クラリネットの先輩が私のところで立ち止まり、

小さな紙袋を渡してきた。


「これ、あげる」


中には使い込まれたスワブと、

「あなたなら大丈夫」という短いメモ。


「……っ、ありがとうございますっ……!」


もう泣くしかなかった。


(蒼真視点)


俺にも三年の先輩が近づいてきて、

小さな黒いポーチを渡した。


「マウスピースポーチ。

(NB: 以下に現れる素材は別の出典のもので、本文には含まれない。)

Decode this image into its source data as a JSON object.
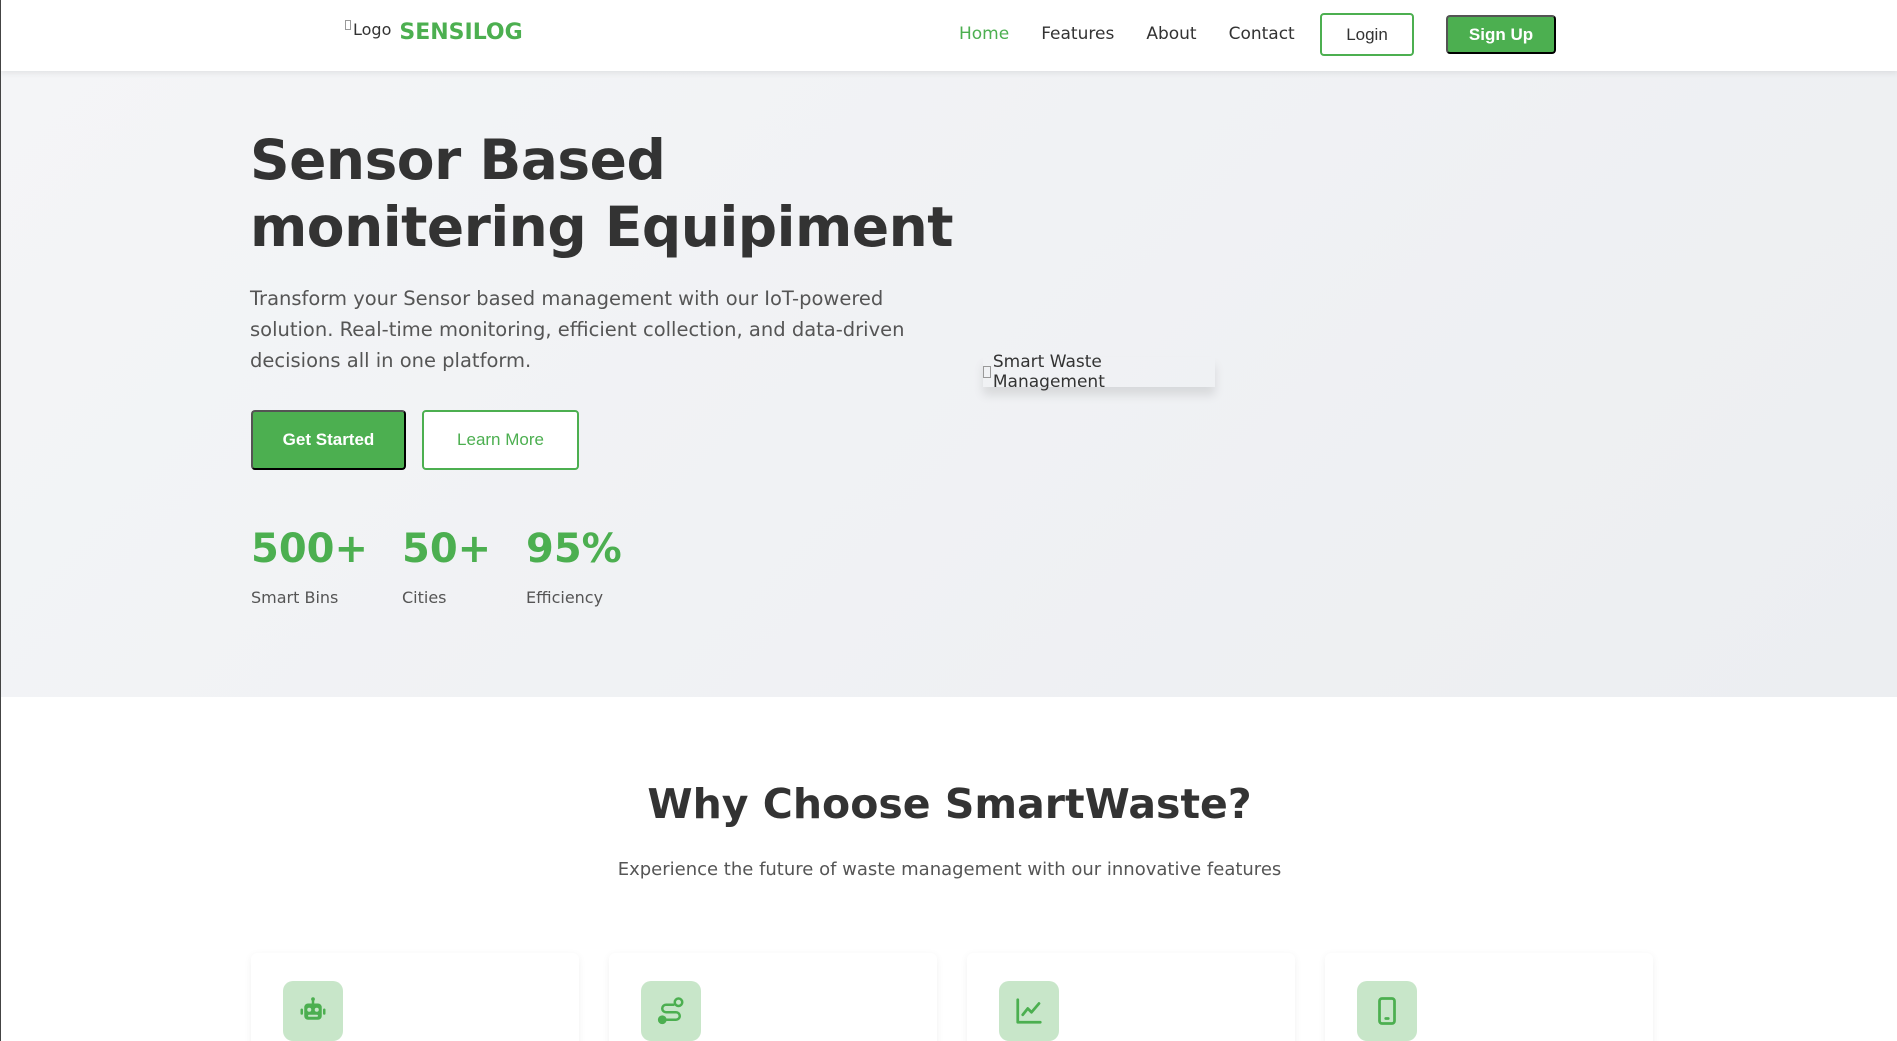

俺が使ってたやつ」


「いいんですか?」


「当たり前だろ。

 お前には後輩もできるし、責任も増えるし。

 でも、お前ならやれる」


俺は深く頭を下げた。


「……任せてください」


胸が熱くて、立っているだけで精一杯だった。


◆ 終わりのあと ― 静かな部室で


三年生を見送ったあと、

部室は驚くほど静かになった。


誰もいない椅子。

楽器が消えた場所の余白。

大きく感じる空間。


結月が座り込んで、

ぽつりとつぶやいた。


「……いなくなっちゃったね」


「まぁ、毎年のことだよ」


言いながらも、俺も胸がきゅっとする。


「でも私、先輩みたいになれるかな」


「なれるよ」


即答だった。

事実だし、迷う理由がなかった。


結月は、驚いたように瞬きをした。


「結月、最近ほんと成長してるじゃん。

 ソロも良かったし、合奏でも頼られてるし」


「……そんなこと言われたらまた泣いちゃうよ」


「今日くらい泣けば? 泣き放題だろ」


泣き笑いのような顔をする結月。


夕日が部室に差し込んで、

木管の譜面台がオレンジ色になっていた。


「……また来年くるんだね。

 今度は俺らが送る側で」


俺の言葉に、結月は小さく頷いた。


新しい春の始まりを、

ふたりで静かに受け止めた。

三年生の背中が見えなくなったあと、部室に残ったのは静寂だけではなかった。

寂しさと同じくらい、受け継いだものの重さと温かさが胸に残っていた。

結月も蒼真も、先輩たちから託された言葉や音を抱きしめながら、

「次は自分たちの番だ」と静かに心を固める。

春は別れの季節であり、同時に新しいスタートの季節。

受け継いだ音は途切れず続いていく。

そしてふたりも、確かに前へ進み始めていた。